Utility functions (configurable via utilityType):
sqrt: \(U(x) = \sqrt{x}\)linear: \(U(x) = x\)log: \(U(x) = \ln(1 + x)\)
Disutility of effort (configurable via disutilityType):
quadratic: \(D(c) = \frac{1}{2} c^2\)linear: \(D(c) = c\)
Parameters
- decayRate (\(r\)): Rate at which engagement capital depreciates. Default:
0.1. - effortEfficiency (\(a\)): How effectively effort converts into engagement capital. Default:
1.0. - discountRate (\(\rho\)): Time preference / impatience. Default:
0.05. - utilityType: Shape of \(U\):
"sqrt","linear", or"log". Default:"sqrt". - disutilityType: Shape of \(D\):
"quadratic"or"linear". Default:"quadratic". - Processing Window: Time window in milliseconds for historical data (when used with rolling updates).

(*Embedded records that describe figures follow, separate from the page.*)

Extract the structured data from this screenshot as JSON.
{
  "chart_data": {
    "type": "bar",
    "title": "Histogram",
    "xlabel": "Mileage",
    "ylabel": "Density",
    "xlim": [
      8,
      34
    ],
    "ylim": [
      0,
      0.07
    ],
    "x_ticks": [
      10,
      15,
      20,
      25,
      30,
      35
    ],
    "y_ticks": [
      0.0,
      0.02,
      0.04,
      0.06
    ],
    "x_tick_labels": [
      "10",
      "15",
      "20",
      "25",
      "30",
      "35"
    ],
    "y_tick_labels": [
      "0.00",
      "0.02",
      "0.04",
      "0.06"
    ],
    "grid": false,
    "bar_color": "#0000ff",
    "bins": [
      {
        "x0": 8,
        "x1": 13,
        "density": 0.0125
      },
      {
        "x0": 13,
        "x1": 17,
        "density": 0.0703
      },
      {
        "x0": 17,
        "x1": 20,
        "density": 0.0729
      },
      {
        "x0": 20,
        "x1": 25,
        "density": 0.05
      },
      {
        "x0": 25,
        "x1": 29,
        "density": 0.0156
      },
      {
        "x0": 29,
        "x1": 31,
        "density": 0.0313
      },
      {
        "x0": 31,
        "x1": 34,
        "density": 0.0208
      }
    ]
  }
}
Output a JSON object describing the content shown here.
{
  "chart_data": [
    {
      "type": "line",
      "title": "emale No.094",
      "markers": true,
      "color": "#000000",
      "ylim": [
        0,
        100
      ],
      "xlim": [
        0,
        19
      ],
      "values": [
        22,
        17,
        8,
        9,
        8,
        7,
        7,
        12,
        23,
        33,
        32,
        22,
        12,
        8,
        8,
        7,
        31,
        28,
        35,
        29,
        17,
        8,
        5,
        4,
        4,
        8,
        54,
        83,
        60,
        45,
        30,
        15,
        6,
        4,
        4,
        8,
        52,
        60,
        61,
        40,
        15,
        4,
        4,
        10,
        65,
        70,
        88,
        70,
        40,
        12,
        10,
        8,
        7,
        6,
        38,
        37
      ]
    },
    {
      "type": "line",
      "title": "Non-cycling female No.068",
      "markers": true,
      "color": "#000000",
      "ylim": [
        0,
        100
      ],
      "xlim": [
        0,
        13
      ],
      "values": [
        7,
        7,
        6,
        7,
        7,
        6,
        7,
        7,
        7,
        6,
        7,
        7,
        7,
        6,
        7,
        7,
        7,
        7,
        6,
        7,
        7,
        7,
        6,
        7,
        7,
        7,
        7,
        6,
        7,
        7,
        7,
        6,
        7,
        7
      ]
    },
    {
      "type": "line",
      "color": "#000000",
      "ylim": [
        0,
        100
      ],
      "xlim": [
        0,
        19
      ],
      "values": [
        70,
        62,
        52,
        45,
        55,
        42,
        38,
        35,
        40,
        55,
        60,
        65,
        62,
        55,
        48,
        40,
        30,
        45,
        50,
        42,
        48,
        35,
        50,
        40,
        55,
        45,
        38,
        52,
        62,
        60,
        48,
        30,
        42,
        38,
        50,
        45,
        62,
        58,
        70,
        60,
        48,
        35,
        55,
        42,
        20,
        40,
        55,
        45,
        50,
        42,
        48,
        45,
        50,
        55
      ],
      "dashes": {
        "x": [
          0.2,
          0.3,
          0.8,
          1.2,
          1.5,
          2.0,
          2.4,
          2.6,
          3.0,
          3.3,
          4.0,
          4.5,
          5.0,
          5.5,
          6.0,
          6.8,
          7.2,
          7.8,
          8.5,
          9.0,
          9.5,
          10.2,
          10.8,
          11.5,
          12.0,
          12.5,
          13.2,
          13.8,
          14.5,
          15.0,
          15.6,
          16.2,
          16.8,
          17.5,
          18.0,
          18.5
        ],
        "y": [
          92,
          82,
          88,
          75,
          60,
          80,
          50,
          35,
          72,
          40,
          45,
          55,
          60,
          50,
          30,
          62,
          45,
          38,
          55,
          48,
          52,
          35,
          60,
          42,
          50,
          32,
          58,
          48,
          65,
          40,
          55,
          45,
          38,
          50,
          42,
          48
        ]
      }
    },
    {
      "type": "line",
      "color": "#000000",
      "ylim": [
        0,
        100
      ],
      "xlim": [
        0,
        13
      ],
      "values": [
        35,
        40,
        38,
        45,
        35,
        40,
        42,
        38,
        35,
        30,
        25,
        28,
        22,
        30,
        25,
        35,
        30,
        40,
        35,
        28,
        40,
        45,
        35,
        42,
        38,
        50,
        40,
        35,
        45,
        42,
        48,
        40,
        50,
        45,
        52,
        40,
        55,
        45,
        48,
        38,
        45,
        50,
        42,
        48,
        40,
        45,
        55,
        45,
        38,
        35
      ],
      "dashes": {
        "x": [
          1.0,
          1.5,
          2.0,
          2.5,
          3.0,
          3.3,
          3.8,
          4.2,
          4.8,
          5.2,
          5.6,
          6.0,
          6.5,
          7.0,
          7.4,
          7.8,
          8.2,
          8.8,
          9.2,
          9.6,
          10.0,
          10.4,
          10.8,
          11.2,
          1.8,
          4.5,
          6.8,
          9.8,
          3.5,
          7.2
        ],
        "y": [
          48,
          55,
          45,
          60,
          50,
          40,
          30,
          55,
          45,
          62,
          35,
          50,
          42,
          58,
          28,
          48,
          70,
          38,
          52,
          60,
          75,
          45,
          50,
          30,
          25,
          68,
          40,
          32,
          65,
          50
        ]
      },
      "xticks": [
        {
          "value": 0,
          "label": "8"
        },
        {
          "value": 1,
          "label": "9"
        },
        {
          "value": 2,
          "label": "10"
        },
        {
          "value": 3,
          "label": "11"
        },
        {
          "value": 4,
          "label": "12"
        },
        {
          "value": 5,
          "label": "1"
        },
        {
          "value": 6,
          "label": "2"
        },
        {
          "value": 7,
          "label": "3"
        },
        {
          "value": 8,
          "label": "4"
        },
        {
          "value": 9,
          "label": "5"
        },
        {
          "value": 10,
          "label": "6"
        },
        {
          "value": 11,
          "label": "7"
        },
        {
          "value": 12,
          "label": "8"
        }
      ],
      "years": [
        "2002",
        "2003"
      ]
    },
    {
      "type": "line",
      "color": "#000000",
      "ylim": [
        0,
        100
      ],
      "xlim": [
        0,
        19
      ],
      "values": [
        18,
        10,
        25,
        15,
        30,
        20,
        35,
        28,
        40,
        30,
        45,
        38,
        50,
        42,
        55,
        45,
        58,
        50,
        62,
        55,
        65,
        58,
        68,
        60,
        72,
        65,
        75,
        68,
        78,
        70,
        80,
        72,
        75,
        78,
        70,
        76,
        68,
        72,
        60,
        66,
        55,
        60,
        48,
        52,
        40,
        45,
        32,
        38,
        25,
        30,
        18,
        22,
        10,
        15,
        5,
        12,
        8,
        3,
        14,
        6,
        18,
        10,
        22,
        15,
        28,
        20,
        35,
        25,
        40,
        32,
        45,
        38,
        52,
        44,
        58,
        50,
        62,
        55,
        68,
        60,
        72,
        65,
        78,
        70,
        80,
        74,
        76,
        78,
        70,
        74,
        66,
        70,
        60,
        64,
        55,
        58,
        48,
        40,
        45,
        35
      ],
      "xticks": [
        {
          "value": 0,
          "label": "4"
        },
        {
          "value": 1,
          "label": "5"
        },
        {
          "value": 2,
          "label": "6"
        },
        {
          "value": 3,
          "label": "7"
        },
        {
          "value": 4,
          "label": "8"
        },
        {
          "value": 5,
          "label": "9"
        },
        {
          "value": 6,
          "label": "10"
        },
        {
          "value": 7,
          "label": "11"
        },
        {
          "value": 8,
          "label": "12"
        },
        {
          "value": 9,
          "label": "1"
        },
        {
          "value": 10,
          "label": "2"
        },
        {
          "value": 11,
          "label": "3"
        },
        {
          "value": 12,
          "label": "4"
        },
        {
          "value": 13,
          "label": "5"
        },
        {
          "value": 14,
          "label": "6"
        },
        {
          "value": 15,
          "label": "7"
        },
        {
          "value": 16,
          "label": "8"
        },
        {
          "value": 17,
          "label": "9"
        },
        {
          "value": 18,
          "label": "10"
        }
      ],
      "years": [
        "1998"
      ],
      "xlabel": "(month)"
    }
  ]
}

- Historical Count: Max records to process per update cycle.
Cold Start
Recommendations are always returned. However, Sentimental Equilibrium operates differently from other behavioral algorithms:
- It computes an aggregate engagement equilibrium (\(x^*\), \(c^*\)), not per-offer scores. The output is derived from configured model parameters, not interaction history.
- The
RollingBehaviorlayer still produces a scored options array for the post-score class. When Sentimental Equilibrium is the sub-approach, the equilibrium values inform the overall engagement strategy rather than providing per-arm rankings. - The dynamic post-score class controls the final offer selection and response formatting.
When To Use
- Optimizing engagement intensity or relationship-level engagement vs. cost
- Modeling long-term customer relationship dynamics and fatigue
- Research and analytics on customer lifecycle and equilibrium engagement levels
When NOT To Use
- When you need per-offer rankings (this path returns aggregate equilibrium values, not arm-level scores)
- When you need real-time scoring of individual offers in a multi-armed bandit sense
Example
from prediction.apis import deployment_management as dm
from prediction.apis import online_learning_management as ol
from prediction import jwt_access
auth = jwt_access.Authenticate("http://localhost:3001/api", ecosystem_username, ecosystem_password)
deployment_id = "demo-sentimental-equilibrium"
online_learning_uuid = ol.create_online_learning(
auth,
algorithm="ecosystem_rewards",
name=deployment_id,
description="Sentimental Equilibrium configuration",
feature_store_collection="set_up_features",
feature_store_database="my_mongo_database",
options_store_database="my_mongo_database",
options_store_collection="demo-deployment_options",
randomisation_processing_count=5000,
randomisation_processing_window=604800000,
contextual_variables_offer_key="offer",
create_options_index=True,
create_covering_index=True
)
online_learning = dm.define_deployment_multi_armed_bandit(epsilon=0, dynamic_interaction_uuid=online_learning_uuid)
parameter_access = dm.define_deployment_parameter_access(
auth,
lookup_key="customer_id",
lookup_type="string",
database="my_mongo_database",
table_collection="customer_feature_store",
datasource="mongodb"
)
deployment_step = dm.create_deployment(
auth,
project_id="demo-project",
deployment_id=deployment_id,
description="Sentimental Equilibrium demo deployment",
version="001",
plugin_post_score_class="PlatformDynamicEngagement.java",
plugin_pre_score_class="PreScoreDynamic.java",
scoring_engine_path_dev="http://localhost:8091",
mongo_connect=f"mongodb://{mongo_user}:{mongo_password}@localhost:54445/?authSource=admin",
parameter_access=parameter_access,
multi_armed_bandit=online_learning
)Set approach to behaviorAlgos and sub_approach to sentimentalEquilibrium in the randomisation object of the dynamic recommender configuration in MongoDB.
Sentimental Equilibrium parameters (for example decayRate, effortEfficiency, discountRate, utilityType, and disutilityType) are supplied through the training data pipeline so the rolling learner can read them consistently with your feature and options stores. Align field names with your ingestion job and runtime configuration.